Samuel McConnell (June 1, 1830 - March 26, 1915) was a Union soldier who received the Medal of Honor for capturing a Confederate flag on April 9, 1865, during the Battle of Fort Blakeley.

== Biography ==
Samuel was born in Ohio in 1830 to Joseph McConnell (1806–1888) and Judith Jane Sweeney (1808–1893). On January 6, 1853, Samuel married Elizabeth Worley and had 4 children with her: Joseph Cass (1853–1936), Samuel Frank (1855–1938), Elizabeth Ella (1859–1933) and Richard McConnell (1861-19??).

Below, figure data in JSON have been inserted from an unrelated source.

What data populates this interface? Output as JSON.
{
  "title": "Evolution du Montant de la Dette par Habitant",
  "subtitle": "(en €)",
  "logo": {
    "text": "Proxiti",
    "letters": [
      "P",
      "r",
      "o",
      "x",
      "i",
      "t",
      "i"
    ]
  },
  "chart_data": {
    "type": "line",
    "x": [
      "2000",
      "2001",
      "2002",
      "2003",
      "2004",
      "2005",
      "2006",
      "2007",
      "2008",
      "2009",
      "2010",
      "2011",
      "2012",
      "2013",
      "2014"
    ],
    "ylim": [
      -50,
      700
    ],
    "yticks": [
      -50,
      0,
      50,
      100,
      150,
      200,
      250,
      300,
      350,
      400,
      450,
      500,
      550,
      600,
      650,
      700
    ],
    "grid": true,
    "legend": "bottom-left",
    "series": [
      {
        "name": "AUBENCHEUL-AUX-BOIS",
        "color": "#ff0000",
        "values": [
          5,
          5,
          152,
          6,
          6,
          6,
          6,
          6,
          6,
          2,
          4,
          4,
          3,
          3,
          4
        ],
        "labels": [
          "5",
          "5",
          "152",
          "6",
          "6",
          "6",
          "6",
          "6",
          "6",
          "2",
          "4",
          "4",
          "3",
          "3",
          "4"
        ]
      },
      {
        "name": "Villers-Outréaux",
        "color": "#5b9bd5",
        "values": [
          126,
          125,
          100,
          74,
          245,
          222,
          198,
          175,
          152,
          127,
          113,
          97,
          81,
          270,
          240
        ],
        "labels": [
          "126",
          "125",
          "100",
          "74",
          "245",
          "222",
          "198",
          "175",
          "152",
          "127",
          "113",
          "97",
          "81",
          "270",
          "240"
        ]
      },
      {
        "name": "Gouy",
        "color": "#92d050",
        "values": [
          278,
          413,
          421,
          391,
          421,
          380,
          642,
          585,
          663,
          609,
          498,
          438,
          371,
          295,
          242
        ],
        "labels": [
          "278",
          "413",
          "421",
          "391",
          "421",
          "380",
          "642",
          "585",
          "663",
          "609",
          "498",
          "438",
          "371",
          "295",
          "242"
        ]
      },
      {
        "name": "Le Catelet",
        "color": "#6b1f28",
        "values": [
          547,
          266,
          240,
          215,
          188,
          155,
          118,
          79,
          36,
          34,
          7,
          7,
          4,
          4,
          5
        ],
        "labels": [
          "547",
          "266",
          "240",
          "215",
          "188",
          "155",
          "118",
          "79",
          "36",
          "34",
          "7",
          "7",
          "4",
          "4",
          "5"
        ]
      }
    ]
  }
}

When Samuel was 31 in 1861, he enlisted in the Union Army and was placed in Company H, of the 119th Illinois Infantry Regiment and on April 9, 1865, During the Battle of Fort Blakeley: "While leading his company in an assault, Capt. McConnell braved an intense fire that mowed down his unit. Upon reaching the breastworks, he found that he had only one member of his company with him, Pvt. Wagner. He was so close to an enemy gun that the blast knocked him down a ditch. Getting up, he entered the gun pit, the gun crew fleeing before him. About 30 paces away he saw a Confederate flag bearer and guard which he captured with the last shot in his pistol."

Samuel was awarded the Medal of Honor for his service on July 12, 1865. Following the war, Samuel worked as a farmer in Nebraska until his death in 1915.